Reliance is pretty better than Tata Indicom. I have used both of them and Reliance line was never down. I have not tried BSNL though. Dont opt for TATA


----------



## Wannabe_a_techie (Mar 11, 2007)

What about sify...any good?


----------



## Siddharth Maheshwari (Mar 11, 2007)

GO only for airtel


----------



## NagpurDaMunda (Mar 11, 2007)

GO only for Hathway


----------



## djmykey (Mar 11, 2007)

See bsnl is the most trusted by me on basis of connectivity and uptimes (experienced a drop or a dc on BSNL only once throughout my 6 month stint with BSNL) & also opt for the unltd plans of BSNL or else they will be haggling you for money and u need to run pillar to post for the billing cr@p. Anyways TATA also has somewhat similar plans like BSNL but the problem is that TATA has overhead lines and that is why it gets cut and then the TATA ppl take a lot of time to reconnect it and all. SIFY is too damned costly and airtel is available only in some parts of the city. Reliance am not sure of coz I never heard or seen that they provide BB. If yes then I need to check em out myself.


----------



## Faun (Mar 11, 2007)

Well BSNL is available in every corner of pune.
Airtel is available in some parts of Pune.
Reliance: not sure about its coverage but its available in Pune
Sify: good but poor organisation.
Tata indicom: personal suggestion -dont go for it.

BSNL is a good option, speed is terrific but u may hav to suffer from pre installation proceedings (it took me 3 months).
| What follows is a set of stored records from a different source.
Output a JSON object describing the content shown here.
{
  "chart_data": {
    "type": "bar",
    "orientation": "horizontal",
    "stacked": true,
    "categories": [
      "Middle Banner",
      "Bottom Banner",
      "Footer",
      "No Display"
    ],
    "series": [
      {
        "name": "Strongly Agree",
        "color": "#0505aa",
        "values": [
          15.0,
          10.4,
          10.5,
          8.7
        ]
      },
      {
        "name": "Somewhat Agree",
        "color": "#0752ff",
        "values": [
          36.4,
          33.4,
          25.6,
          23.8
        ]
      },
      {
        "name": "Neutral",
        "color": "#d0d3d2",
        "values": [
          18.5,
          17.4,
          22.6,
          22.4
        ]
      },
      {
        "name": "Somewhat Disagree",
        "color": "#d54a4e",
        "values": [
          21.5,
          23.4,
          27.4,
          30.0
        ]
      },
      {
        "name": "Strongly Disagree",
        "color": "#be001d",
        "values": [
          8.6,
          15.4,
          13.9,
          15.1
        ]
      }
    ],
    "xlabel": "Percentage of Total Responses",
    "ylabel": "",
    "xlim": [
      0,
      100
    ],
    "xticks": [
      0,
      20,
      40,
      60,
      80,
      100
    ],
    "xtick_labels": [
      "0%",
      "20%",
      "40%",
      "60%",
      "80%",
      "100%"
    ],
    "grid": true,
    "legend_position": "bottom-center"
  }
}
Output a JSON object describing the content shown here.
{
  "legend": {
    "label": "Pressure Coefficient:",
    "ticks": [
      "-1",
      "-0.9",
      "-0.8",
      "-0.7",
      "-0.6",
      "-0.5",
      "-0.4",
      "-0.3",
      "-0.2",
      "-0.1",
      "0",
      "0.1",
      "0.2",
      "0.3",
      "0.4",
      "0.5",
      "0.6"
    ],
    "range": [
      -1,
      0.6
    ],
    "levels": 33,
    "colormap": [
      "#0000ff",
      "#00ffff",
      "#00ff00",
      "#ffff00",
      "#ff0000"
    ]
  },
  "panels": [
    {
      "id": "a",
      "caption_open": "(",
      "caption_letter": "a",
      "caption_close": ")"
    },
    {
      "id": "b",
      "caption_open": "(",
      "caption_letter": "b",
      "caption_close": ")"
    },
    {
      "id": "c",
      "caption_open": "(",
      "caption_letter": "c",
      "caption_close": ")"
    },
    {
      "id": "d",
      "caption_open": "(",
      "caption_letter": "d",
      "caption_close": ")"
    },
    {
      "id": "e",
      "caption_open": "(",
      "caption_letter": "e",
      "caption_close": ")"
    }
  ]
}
Customer care is shite and be ready to mug up some technical jargon.

Airtel: SDSL(same upload download limit), customer care is good, even speed is good.

Reliance: Good tariffs, service is a bit less than Airtel.

Choose among the above three...


----------



## alienspiesu (Mar 13, 2007)

dude u hav 
airtel
bsnl
sify
reliance n many more.. 
temme wich area u stay in..? n il tel u wat 2 tke..


----------



## Akshay (Mar 13, 2007)

SIFY SUCKS - Hidden stuff n slow speed 
TATA - Bill issues

Dataone is d best option 4 u


----------